Мургашка, умевший забывать даже собственное имя, так и не дал ни одного показания. С тем и отправили его в Томскую психиатрическую больницу, как это случилось в 1923 году с его старшим братом Имурташкой…
Крушинин-Крутилин сознался в преступлении злоумышленного поджога тайги, не забыв главную вину свалить на Ухоздвигова. Суд присудил ему высшую меру наказания за убийство и поджог. Но после кассации приговор заменили десятью годами.
…Спустя семь лет Мургашка снова вернулся в тайгу доживать век – больной, помятый и какой-то бесцветный; не житель, а пустоцвет на земле. Завязь четвертая I
Старый хмель жизни не слился с новым. Размышляя над судьбою Демида, уехавшего учиться в город, Филимон Прокопьевич вспомнил библейскую притчу о том, что никто не вливает молодое вино в мехи ветхие; иначе молодое вино прорвет мехи и само вытечет. И никто, пив старое вино, тотчас не захочет молодого, ибо говорит: старое лучше.

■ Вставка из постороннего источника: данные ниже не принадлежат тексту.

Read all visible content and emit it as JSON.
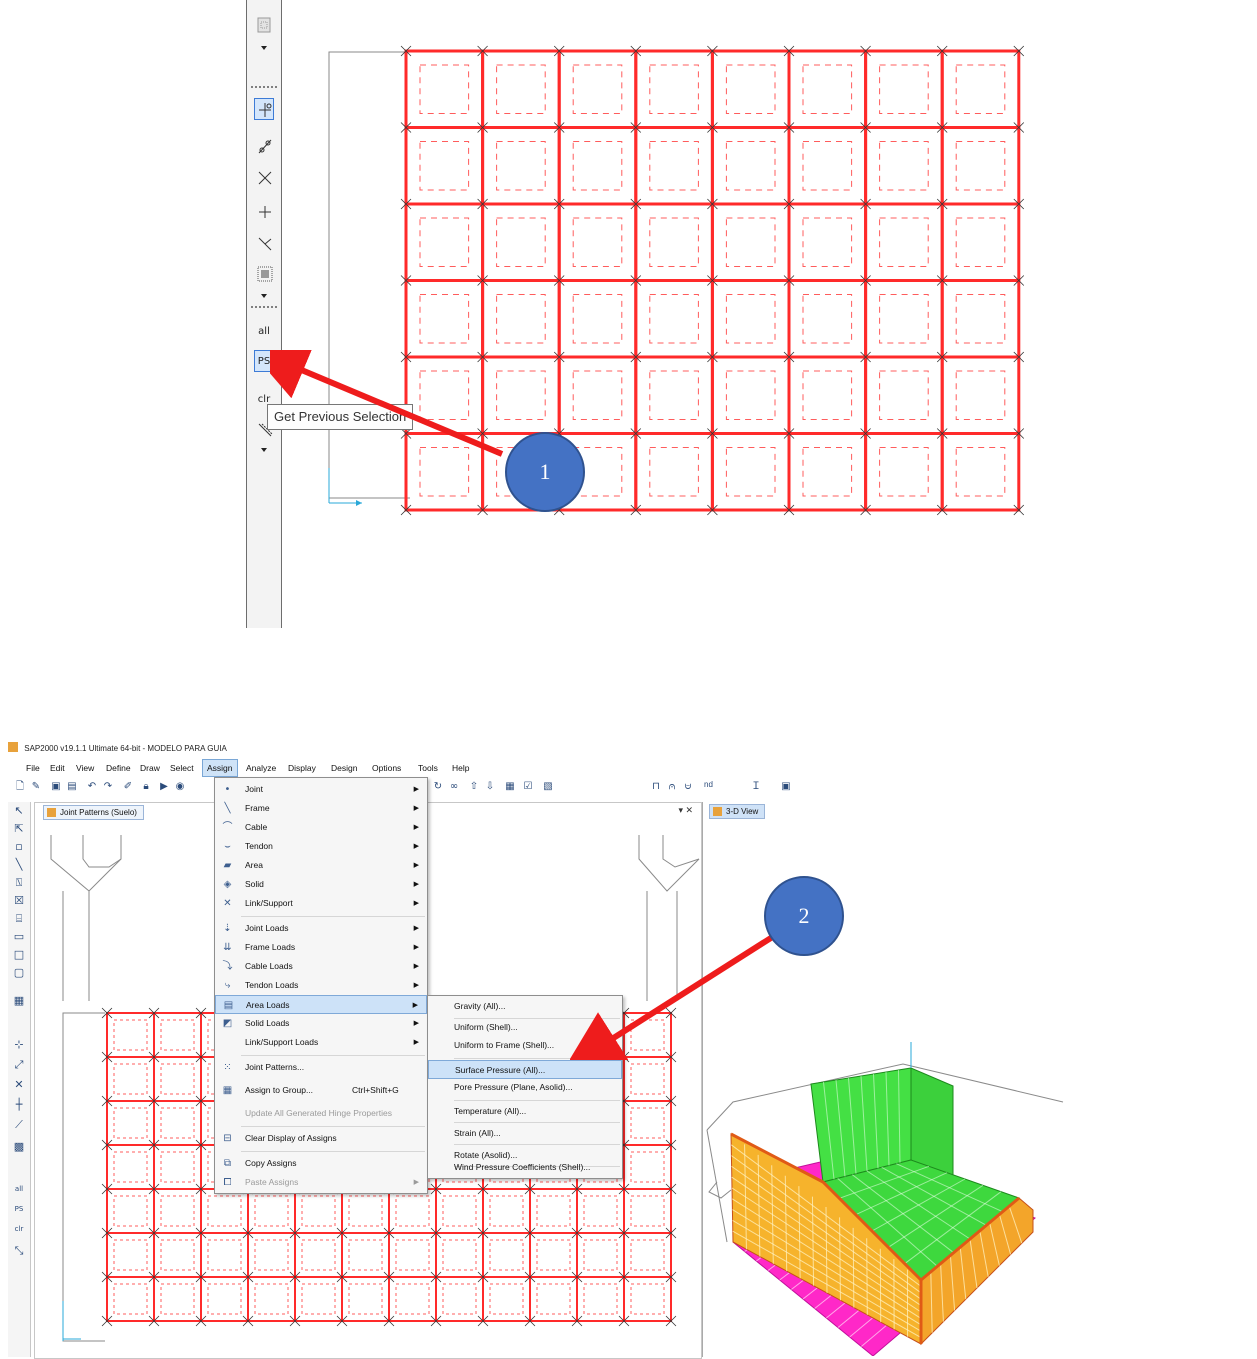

Молодое вино бродило, пенилось в деревне, набирая силу. Мужики хоть и оглядывались на старину по привычке, а все-таки не сидели сложа руки – работали в колхозе.
«Может, и Бога вовсе нету?» – соображал Филимон Прокопьевич.
Три года Филимон Прокопьевич скитался по свету, промотал хозяйство и вернулся домой осенью 1933 года «со вшивым интересом»; и на Рождество, подсчитав свое единоличное состояние, порешил отпихнуться от старой жизни.
Всю ночь сочинял заявление о приеме в колхоз. Меланья клала поклоны в моленной горнице, где когда-то радели тополевцы и покойный свекор толковал ей таинственный смысл бытия о дочерях Лота, а Филя, мусоля языком химический карандаш, описывал всю свою «жисть», как он ее понимал. Начал с тополевого толка, и как дремуче веровали люди в пору его молодости, и как измывался над ним покойный тятенька, и что он, Филимон, долго не мог высвободить затуманенную голову из густых зарослей старого хмеля…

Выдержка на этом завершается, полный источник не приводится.